No seu artigo Mestiçagem e os Regimes de Classificação da População nos Registros Batismais (Capela de Santa Maria, 1798-1834), Max Ribeiro, por sua vez, investe em um tema de grande importância e de difícil abordagem: as classificações e hierarquias de cor e condição social. O autor estabelece um diálogo qualificado com a historiografia referente ao tema e propõe uma contribuição original para a temática. Destaca-se a confrontação dos dados do Censo de 1872 e os registros batismais de Santa Maria.

Milagros Gallardo (Centro de EstudiosSociales de América Latina (CESAL/ UNCPBA) e Carina Martiny (PPGH/UFRGS), ao contrário dos demais artigos deste bloco avançam para as primeiras décadas do século XX. Em La movilidad del clero in migrante en el espacio diocesano de Córdoba 1877-1927, Gallardo chama a atenção para a inversão das expectativas em relação a figura idealizada do europeu e a valorização do clero nativo. Destaca-se igualmente, o envio dos clérigos estrangeiros para as “paróquias” mais modestas e as dificuldades que os estrangeiros enfrentavam para acessar postos mais elevados na hierarquia e carreiras eclesiásticas.

Encerrando o bloco temos o trabalho de Carina Martiny. Em Entre chefe e correligionários: negociação, hierarquia e mobilidade social na Primeira República (Rio Grande do Sul, 1889-1900), a autora aborda os primeiros anos da república no Rio Grande do Sul e as estratégias adotadas pelos correligionários do Partido Republicano Rio-grandense (PRR) para serem atendidos em suas demandas pelo líder republicano Júlio Prates de Castilhos e na busca por uma inserção privilegiada na hierarquia vigente na sociedade local. A autora nos leva a refletir a respeito das eventuais mudanças e permanências em relação ao período anterior ao abordado em sua investigação. Embora o a conjuntura abordada seja distinta daquela tratada na maior parte dos trabalhos apresentados, é possível identificar alguns traços de continuidade no que se refere à atuação dos personagens analisadas: a constituição das redes de poder e influência e as formas de construção de prestígio social.

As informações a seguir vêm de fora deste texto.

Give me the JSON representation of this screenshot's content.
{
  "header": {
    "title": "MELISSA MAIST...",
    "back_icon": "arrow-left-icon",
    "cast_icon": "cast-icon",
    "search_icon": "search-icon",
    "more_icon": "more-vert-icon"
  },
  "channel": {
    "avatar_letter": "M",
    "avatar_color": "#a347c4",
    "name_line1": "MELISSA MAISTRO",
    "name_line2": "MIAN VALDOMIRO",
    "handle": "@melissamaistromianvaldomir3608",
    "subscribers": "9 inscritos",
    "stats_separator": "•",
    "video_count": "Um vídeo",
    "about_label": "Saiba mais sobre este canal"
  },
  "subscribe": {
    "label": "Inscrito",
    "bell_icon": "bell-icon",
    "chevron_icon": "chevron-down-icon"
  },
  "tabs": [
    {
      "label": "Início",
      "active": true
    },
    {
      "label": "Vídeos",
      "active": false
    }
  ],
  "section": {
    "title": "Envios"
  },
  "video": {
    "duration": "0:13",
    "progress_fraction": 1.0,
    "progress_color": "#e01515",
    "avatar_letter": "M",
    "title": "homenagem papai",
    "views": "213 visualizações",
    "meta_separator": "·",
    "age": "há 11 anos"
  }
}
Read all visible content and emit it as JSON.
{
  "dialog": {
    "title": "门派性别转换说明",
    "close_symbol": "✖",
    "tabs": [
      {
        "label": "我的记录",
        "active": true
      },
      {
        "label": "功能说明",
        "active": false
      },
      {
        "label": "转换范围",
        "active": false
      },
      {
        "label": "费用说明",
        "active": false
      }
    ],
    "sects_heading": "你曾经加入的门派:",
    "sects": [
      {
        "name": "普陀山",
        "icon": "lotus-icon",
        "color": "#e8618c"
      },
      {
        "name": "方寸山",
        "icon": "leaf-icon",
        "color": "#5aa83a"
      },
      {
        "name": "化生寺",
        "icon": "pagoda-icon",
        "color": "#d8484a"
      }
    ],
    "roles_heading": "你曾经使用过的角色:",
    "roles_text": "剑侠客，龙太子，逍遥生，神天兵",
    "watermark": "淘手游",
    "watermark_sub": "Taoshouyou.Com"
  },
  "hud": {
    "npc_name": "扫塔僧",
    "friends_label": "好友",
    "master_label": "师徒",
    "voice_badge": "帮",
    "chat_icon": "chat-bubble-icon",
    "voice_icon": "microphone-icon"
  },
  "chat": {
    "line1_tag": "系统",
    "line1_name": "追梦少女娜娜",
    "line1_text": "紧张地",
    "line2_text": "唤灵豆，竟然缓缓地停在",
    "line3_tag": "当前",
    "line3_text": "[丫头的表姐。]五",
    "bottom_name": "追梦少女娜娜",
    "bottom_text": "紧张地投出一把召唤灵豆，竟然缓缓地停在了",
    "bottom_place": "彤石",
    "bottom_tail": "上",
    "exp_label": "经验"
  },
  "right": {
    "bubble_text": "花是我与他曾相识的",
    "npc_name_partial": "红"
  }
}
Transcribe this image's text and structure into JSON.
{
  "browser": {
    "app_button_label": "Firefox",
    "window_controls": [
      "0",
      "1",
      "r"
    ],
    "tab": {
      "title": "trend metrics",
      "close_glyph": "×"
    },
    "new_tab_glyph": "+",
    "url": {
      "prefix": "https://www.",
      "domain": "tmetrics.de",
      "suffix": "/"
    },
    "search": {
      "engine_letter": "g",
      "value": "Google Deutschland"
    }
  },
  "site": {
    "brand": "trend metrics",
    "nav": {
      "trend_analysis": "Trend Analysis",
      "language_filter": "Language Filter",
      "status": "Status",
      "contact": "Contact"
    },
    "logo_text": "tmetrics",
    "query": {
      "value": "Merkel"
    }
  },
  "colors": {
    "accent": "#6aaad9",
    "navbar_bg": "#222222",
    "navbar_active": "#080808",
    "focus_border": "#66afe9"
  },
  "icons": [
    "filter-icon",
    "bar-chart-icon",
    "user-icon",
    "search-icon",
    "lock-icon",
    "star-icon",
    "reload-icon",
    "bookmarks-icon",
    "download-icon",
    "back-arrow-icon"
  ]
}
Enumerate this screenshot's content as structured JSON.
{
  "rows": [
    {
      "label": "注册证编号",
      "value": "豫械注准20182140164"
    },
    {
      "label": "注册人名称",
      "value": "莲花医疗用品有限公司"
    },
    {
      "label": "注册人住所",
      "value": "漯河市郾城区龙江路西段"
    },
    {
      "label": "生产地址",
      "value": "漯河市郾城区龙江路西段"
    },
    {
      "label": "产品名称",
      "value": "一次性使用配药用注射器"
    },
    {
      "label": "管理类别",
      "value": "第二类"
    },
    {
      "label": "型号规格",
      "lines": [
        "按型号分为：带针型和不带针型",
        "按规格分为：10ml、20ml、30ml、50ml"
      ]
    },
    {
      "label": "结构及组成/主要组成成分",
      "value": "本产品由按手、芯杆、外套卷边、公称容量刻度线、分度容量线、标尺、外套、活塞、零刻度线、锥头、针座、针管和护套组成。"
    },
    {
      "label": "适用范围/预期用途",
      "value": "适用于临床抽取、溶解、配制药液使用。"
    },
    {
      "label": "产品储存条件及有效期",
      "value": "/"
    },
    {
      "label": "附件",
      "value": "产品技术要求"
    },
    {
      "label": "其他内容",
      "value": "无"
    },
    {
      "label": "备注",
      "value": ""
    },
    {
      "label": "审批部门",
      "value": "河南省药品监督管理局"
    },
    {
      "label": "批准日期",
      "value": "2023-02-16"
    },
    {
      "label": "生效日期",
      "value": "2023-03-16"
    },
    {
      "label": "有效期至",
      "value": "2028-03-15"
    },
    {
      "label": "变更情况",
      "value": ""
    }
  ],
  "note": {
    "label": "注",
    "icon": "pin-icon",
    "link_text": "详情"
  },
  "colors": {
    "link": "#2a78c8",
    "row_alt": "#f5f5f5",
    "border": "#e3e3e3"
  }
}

O segundo bloco de artigos inicia com os trabalhos de Júlia Ribeiro Aguiar e Victor Luiz Alvares Oliveira, alunos de mestrado do PPGHIS/UFRJ. Em Por entre as frestas das normas: elites senhoriais e estratégias de ascendência social, Rio de Janeiro, séc. XVIII, tomando como fio condutor o caso do coronel Miguel Arias Maldonado, Júlia Aguiar investiga as alianças políticas e as redes clientelares envolvidas na formação e a reprodução das elites senhorias do Rio de Janeiro no século XVIII. Em Algumas notas sobre demografia e elites no recôncavo da Guanabara do século XVIII, o autor também volta-se para o tema das elites do período colonial no Brasil. Victor Oliveira toma como base informações pertinentes à população da freguesia de Jacarepaguá, no recôncavo do Rio de Janeiro, para refletir a respeito das relações estabelecidas entre a elite (destacadamente a família Sampaio e Almeida) e o restante da população da região, permeadas pela construção e manutenção do prestígio social daquele grupo social, bem como pelas formas de acesso à organização das atividades produtivas e econômicas na freguesia em questão.

Os demais trabalhos apresentados neste bloco trataram de temas relativos ao Rio Grande de São Pedro. A imigração italiana é o tema desenvolvido por Maíra Ines Vendrame (PPGH/UFSM), do Programa de Pós-graduação em História da Universidade Federal de Santa Maria. A autora chama a atenção para a importância das redes de relações sociais no processo de transferência e estabelecimento de dois imigrantes de diferentes ocupações no extremo sul do Brasil no final do século XIX.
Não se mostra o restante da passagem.